If desired each of the shirt portion 10 and the pants portion 30 may be worn separately to function as an individual aerobic exercise garment. Alternatively, as shown in FIG. 6 the shirt portion 10 and pants portion 30 may be worn together to form a combined exercise garment 100. When worn together the shirt portion 10 and pants 30 may be secured together by any suitable attaching structure 50 such as detachable elements including, but not limited to, clips, buttons, VELCROŽ or maybe permanently attached by stitching or other suitable means.

As shown in FIG. 1 the elastic resistance bands 18 on the front of the shirt 10 includes two separate elastic bands 18a,18a which extend from the central portion of the body 14 completely to and beyond the ends of the arms 12. The two elastic bands 18a,18a are secured together by zipper 22. As shown in FIG. 2 the elastic resistance band on the back of the shirt is a single elastic band 18b which extends from arm to arm completely across the body portion 14 of the shirt.

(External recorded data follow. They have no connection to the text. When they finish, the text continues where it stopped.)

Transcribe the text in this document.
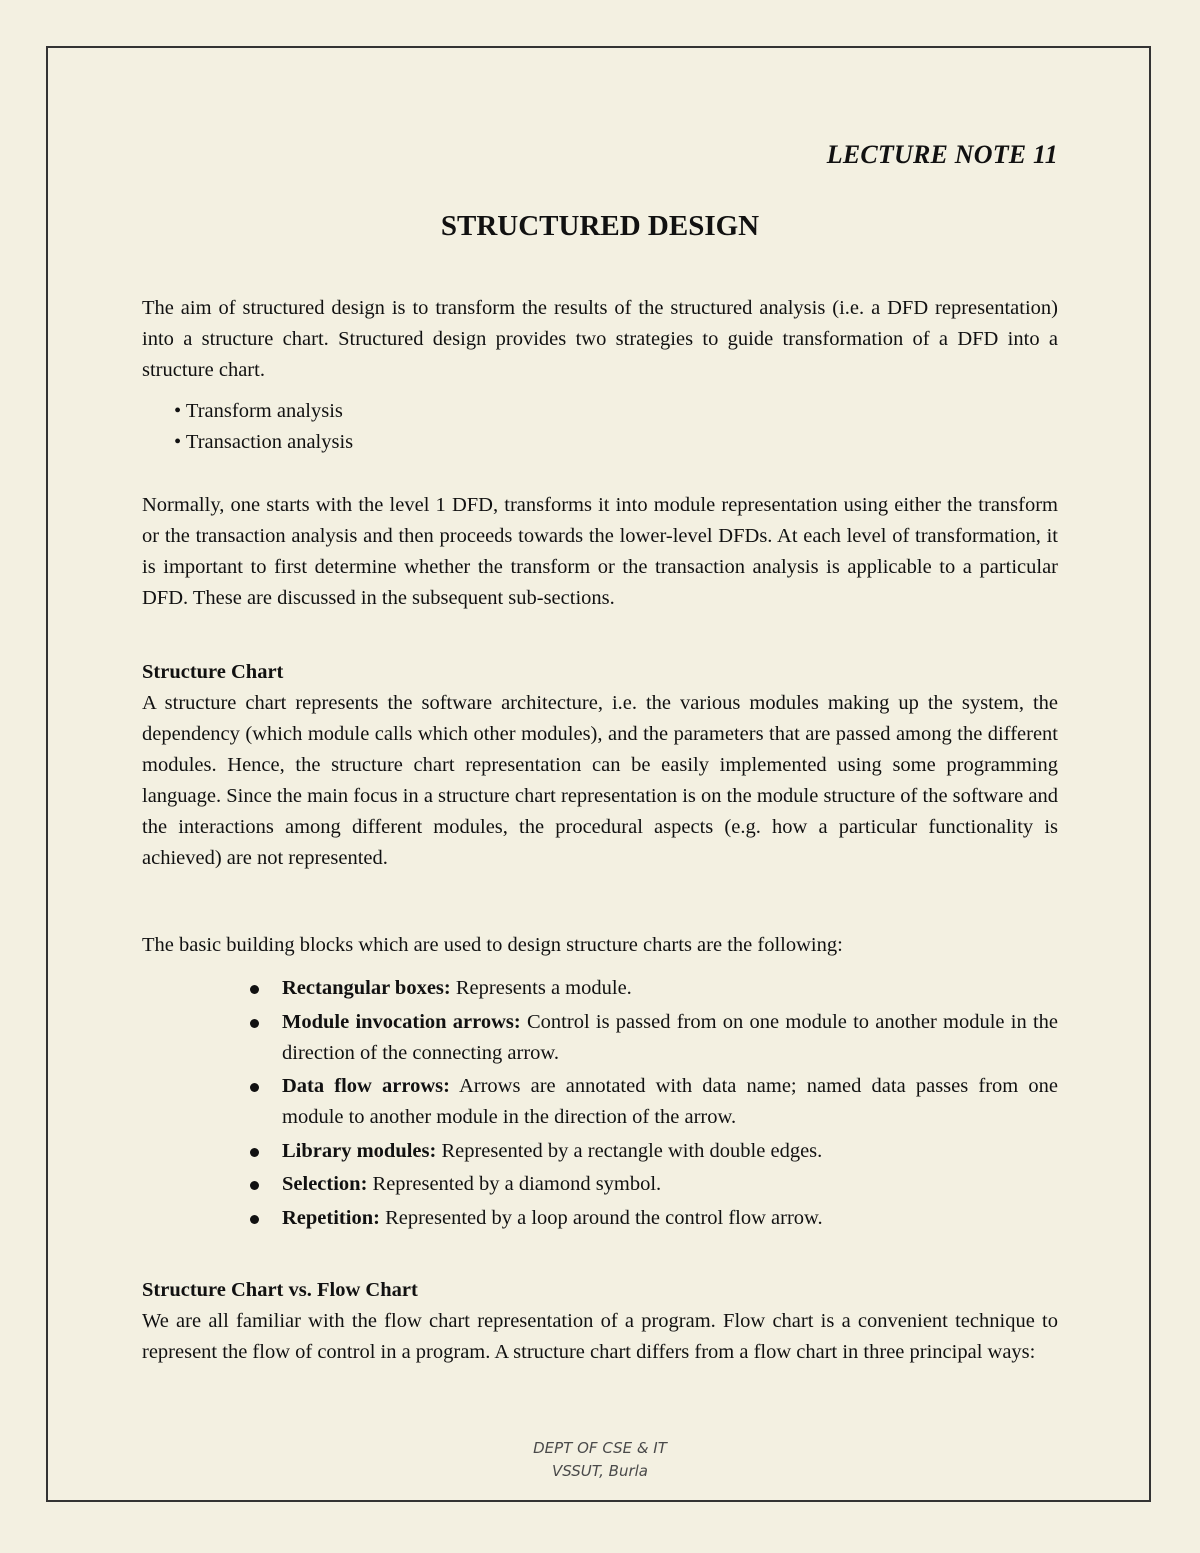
LECTURE NOTE 11
STRUCTURED DESIGN

The aim of structured design is to transform the results of the structured analysis (i.e. a DFD representation) into a structure chart. Structured design provides two strategies to guide transformation of a DFD into a structure chart.

• Transform analysis
• Transaction analysis

Normally, one starts with the level 1 DFD, transforms it into module representation using either the transform or the transaction analysis and then proceeds towards the lower-level DFDs. At each level of transformation, it is important to first determine whether the transform or the transaction analysis is applicable to a particular DFD. These are discussed in the subsequent sub-sections.

Structure Chart

A structure chart represents the software architecture, i.e. the various modules making up the system, the dependency (which module calls which other modules), and the parameters that are passed among the different modules. Hence, the structure chart representation can be easily implemented using some programming language. Since the main focus in a structure chart representation is on the module structure of the software and the interactions among different modules, the procedural aspects (e.g. how a particular functionality is achieved) are not represented.

The basic building blocks which are used to design structure charts are the following:

Rectangular boxes: Represents a module.
Module invocation arrows: Control is passed from on one module to another module in the direction of the connecting arrow.
Data flow arrows: Arrows are annotated with data name; named data passes from one module to another module in the direction of the arrow.
Library modules: Represented by a rectangle with double edges.
Selection: Represented by a diamond symbol.
Repetition: Represented by a loop around the control flow arrow.
Structure Chart vs. Flow Chart

We are all familiar with the flow chart representation of a program. Flow chart is a convenient technique to represent the flow of control in a program. A structure chart differs from a flow chart in three principal ways:

DEPT OF CSE & IT
VSSUT, Burla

Each elastic strip or band 18a,18b is connected to a band of cushioning material such as neoprene which forms a closed loop by any suitable detachable fasteners such as buckles, clips or VELCROŽ so as to provide anchor structure for the elastic bands. If desired the loop 20 could be a permanently closed loop made of elastic material to function as a compression band which would accommodate various sizes of users.

As shown in FIG. 4 pants 30 includes on its front side a first set of elastic bands 36a,36a which extend from the suspenders and down the pants to a location slightly above the knee. The elastic resistance band 36a then shifts its direction toward the outside and continues down the leg forming the loop 42 and then continues up the leg where it terminates and is secured to itself by the seam 37. As can be appreciated the seam 37 is at a location which is not across and thus does not interfere with the direction of stretch of the elastic resistance band 36a. As should also be appreciated this arrangement permits the use of a single piece of elastic resistance band fabric to be used on the front side of pants 30 for each leg 34.

FIG. 4 illustrates the back side of the pants 30. As shown therein a second pair of elastic bands 36b,36b is provided which extends from the suspenders and runs the length of the body portion to a location below the knee where each band bifurcates and then is joined to a corresponding portion of the front band 36a.

The bifurcated portions of elastic band 36b are sewn to front band 36a by stitching 37. The individual elastic bands 36b,36b are sewn together in the suspenders portion of the pants by stitching 37. Thus, all of the stitching of the elastic band is at a location which does not interfere with the direction of resistance of the elastic bands.

The extended portions of bands 36a and 36b are connected together to form the suspenders 38. If desired, each band 36b,36b may be permanently sewn or connected to a loop member 41 as shown in FIG. 5, by extending around the member 41 and being sewn to itself. The opposite bands 36a,36a may extend through a double slotted buckle 40 and then through the loop member 41. The end of each band 36a,36a may then be sewn to itself thereby providing a loop structure between buckle 40 and loop member 41. This provides adjustability in the effective length of the suspenders 38. Padding may be provided on the underside of the portion of bands 36a,36a which comprise their part of the suspenders 38.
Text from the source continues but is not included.